NewsState actionJan 26, 2026

North Dakota signals it will join the federal §25F scholarship tax credit: Gov. Armstrong commits the state to the 2027 program

On January 26, 2026, Republican Gov. Kelly Armstrong said North Dakota will participate in the new federal §25F tax credit for donations to Scholarship Granting Organizations. The $1,700-per-taxpayer nonrefundable credit becomes claimable beginning January 1, 2027.

On Monday, January 26, 2026, North Dakota Governor Kelly Armstrong (Republican), the state's 34th governor, announced that North Dakota will participate in the new federal tax credit for donations to Scholarship Granting Organizations, the program created under §25F. The credit is worth up to $1,700 per taxpayer per year, is nonrefundable, and was established by the One Big Beautiful Bill Act signed by President Trump. Taxpayers will be able to claim it beginning January 1, 2027. Armstrong made the announcement alongside State Superintendent of Public Instruction Levi Bachmeier, who called it an exciting opportunity for North Dakota families. The full text of the commitment is on the North Dakota state page, which tracks the state's status against every other state on our national participation map.

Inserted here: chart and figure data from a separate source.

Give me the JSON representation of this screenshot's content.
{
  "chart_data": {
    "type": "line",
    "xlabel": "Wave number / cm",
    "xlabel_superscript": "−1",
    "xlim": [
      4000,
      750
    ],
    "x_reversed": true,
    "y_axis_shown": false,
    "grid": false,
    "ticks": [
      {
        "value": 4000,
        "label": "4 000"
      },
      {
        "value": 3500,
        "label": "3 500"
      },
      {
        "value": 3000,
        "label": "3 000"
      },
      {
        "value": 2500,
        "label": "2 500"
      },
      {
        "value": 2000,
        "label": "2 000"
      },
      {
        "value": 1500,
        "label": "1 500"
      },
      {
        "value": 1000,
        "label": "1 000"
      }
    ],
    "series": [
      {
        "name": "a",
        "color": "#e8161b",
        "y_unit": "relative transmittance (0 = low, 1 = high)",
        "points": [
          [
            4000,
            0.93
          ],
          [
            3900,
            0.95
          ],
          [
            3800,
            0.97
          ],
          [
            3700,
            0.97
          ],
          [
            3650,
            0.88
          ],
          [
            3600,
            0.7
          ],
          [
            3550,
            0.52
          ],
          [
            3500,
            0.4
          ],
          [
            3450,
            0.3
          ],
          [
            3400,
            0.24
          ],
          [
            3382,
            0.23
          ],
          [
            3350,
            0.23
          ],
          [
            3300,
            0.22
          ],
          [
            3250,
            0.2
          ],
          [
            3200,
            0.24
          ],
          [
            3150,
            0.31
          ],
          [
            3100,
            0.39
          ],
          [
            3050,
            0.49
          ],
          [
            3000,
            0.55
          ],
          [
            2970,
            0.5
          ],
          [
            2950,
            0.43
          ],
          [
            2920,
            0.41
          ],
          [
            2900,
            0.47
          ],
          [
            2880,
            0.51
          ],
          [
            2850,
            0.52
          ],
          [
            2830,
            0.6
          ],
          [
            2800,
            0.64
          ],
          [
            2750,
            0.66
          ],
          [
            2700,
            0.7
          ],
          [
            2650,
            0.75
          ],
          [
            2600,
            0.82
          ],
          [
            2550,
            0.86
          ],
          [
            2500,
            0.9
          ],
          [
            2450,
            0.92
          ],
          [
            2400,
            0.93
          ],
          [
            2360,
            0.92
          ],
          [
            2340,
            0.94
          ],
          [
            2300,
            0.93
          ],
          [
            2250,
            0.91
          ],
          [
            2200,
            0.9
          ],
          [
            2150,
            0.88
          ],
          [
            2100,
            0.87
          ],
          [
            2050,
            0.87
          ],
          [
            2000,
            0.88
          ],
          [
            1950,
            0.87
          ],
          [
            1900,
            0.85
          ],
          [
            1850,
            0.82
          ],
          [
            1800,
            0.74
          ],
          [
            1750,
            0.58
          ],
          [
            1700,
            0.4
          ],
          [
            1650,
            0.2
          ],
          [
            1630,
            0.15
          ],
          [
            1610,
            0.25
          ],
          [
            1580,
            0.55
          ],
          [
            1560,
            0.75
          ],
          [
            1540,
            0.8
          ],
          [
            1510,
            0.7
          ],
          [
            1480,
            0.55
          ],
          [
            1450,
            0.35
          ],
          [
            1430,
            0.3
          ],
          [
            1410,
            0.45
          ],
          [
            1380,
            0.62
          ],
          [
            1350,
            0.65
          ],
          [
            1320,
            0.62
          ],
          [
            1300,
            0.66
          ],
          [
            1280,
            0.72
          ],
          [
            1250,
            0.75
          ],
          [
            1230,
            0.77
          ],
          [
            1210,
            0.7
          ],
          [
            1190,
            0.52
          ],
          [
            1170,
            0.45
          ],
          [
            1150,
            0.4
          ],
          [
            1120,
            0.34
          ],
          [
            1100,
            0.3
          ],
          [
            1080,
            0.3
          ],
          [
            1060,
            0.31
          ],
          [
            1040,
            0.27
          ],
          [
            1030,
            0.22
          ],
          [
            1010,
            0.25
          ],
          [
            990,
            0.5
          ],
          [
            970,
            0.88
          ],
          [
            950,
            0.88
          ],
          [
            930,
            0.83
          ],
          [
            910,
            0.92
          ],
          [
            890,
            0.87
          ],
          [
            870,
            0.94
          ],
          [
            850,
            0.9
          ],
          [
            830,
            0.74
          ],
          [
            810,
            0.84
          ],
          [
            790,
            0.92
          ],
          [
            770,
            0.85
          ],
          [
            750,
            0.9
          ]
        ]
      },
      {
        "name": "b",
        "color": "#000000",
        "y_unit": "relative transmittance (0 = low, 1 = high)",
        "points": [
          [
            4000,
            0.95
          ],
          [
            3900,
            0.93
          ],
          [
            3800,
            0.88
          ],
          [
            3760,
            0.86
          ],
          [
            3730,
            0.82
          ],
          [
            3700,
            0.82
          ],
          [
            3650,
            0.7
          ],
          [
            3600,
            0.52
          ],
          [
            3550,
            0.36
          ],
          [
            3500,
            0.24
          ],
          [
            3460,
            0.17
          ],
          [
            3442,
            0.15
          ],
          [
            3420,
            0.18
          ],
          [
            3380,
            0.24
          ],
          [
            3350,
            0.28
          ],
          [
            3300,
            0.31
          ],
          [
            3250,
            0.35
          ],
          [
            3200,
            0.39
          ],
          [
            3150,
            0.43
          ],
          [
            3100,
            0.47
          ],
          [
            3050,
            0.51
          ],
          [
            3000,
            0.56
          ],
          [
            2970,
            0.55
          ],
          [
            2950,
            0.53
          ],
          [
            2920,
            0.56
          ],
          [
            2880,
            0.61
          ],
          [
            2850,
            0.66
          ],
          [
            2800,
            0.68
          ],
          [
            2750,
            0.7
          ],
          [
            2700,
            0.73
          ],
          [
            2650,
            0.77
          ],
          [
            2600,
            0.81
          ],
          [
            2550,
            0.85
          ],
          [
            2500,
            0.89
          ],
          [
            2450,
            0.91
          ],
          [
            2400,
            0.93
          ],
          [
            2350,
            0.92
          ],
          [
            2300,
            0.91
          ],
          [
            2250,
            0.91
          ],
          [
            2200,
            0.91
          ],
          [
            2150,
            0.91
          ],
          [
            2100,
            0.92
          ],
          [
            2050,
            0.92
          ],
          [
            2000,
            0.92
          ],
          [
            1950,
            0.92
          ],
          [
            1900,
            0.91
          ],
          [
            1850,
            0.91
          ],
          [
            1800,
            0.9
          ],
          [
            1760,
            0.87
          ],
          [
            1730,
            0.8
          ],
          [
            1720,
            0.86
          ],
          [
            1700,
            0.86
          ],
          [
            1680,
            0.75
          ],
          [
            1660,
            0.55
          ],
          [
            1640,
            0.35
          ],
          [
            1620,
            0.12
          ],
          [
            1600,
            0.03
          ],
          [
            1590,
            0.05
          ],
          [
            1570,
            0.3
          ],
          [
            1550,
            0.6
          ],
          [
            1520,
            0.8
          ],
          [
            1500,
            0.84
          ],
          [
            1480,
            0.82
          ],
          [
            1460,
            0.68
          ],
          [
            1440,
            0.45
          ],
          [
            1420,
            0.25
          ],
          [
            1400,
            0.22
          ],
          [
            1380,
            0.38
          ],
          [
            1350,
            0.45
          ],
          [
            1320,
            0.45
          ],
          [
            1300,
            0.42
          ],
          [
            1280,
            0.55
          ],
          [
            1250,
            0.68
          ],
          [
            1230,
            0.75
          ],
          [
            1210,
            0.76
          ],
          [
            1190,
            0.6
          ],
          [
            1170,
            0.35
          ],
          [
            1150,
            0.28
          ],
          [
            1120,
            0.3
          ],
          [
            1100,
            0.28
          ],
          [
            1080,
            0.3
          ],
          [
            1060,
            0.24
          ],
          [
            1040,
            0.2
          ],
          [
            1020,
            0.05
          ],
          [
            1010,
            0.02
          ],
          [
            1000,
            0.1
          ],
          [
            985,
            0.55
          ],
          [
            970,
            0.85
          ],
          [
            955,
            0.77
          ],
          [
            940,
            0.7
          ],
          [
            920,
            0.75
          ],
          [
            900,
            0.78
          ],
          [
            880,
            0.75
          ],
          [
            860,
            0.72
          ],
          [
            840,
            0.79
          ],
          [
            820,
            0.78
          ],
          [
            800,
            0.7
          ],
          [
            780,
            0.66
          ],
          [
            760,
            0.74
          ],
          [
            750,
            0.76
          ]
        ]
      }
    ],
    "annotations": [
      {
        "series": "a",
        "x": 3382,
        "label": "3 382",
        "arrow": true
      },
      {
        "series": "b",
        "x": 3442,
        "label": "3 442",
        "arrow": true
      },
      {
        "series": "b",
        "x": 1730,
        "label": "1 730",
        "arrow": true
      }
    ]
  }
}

It is worth being precise about what happened and what did not. Armstrong's announcement was a statement of intent to participate, not a completed federal opt-in. As of late January 2026, North Dakota had not yet submitted the IRS advance-election paperwork (Form 15714) that formally enrolls a state, placing it in the “statement only” tier alongside Arkansas, Indiana, and Iowa rather than with the states that had filed the form, such as Georgia, Idaho, Mississippi, Montana, and Virginia. The governor's office said the state plans to submit a list of approved Scholarship Granting Organizations to the U.S. Treasury in the coming months, and that additional program detail along with an eligible-SGO list will follow. The mechanics of that advance election are explained in our coverage of IRS Form 15714.

The §25F structure is straightforward at the federal level: taxpayers who donate to a qualified SGO can claim a nonrefundable credit of up to $1,700 against their federal tax, and the SGO turns those donations into K-12 scholarships for eligible families. To qualify, an SGO must be a 501(c)(3) public charity and cannot be a private foundation, and income limits apply to the families it serves. Armstrong's office said further Treasury guidance and a state eligibility list are still to come, so the exact roster of North Dakota organizations that can receive credit-eligible gifts is not yet set. For donors, the practical takeaway is that the credit does not function until qualified SGOs exist in the state to receive donations and award scholarships, and standing up that infrastructure is the next step. The fundamentals of how the credit works are laid out in our explainers.

For organizations weighing whether to become one of North Dakota's first approved SGOs, the window between Armstrong's announcement and the program's January 1, 2027 launch is the time to prepare: confirming 501(c)(3) public-charity status, building a donor-intake and scholarship-award process, and getting on the state's approved list once it is published. Operators do not have to build that machinery from scratch, because there is software purpose-built for running a §25F program end to end, and the current national landscape of organizations is catalogued in our SGO directory. Founders can see how the pieces fit together in our explainers as the state moves from intent to a working program.

North Dakota now joins a fast-moving group of states acting on the federal credit in early 2026, from Virginia's formal opt-in to Alaska's executive action. The distinction to watch in North Dakota is the gap between Armstrong's stated commitment and a completed federal election: until the state files its advance election and publishes an approved-SGO list, participation remains an intention rather than a live program. Whether North Dakota converts that intent into a working credit, and how robust an SGO network it builds before 2027, is what will determine what families and donors in the state actually receive, and it is detailed on the North Dakota state page.